I was not too happy with that title. It sort of implies that many Dutch researchers are fabricating data, instead of just one proven case. OK, he happened to have worked at two other universities, but the title suggests that lot of universities are involved.

Plus, it is not like this is a unique case for the Netherlands. Similar types of fraud have recently been found - or suspected - with researchers such as a scientist from Duke University in the USA. Seven of his papers are already retracted because of duplication of datasets, and because none of his co-workers could reproduce his findings. He also faked a scholarship on a grant application. Interestingly, if you Google his name, you will find many websites describing what a wonderful doctor he is. Then there is the case of a Japanese virologist with over 30 retractions, because of fabrication and recycling of figures. Another researcher from Imperial College in the UK has been found guilty of faking data as a graduate student, somehow got his PhD, but has been publishing unreliable data since, with several papers retracted.

In fact, many other cases of "scientific misconduct" have been in the news lately. If you want to read more about them, you can go to e.g. the Scientific Misconduct Blog, or to the very comprehensive Retraction Watch.
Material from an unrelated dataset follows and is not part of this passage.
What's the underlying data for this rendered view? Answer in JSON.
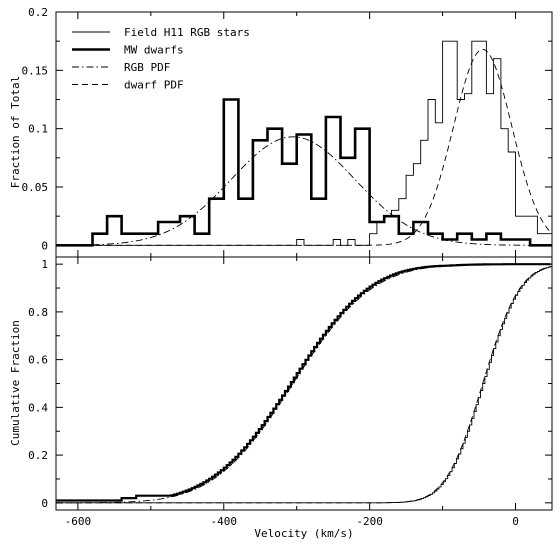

The most fascinating story in this category has to be that of a postdoc at the University of Michigan, who was caught on videotape sabotaging the experiments of a graduate student in his lab.


As a (hopefully good!) scientist myself, it seems hard to believe that there is so much bad science going on. But then, I could imagine that for some of us, the pressure to get grants and to write publications is so hard that they are tempted to tweak or even fabricate some data.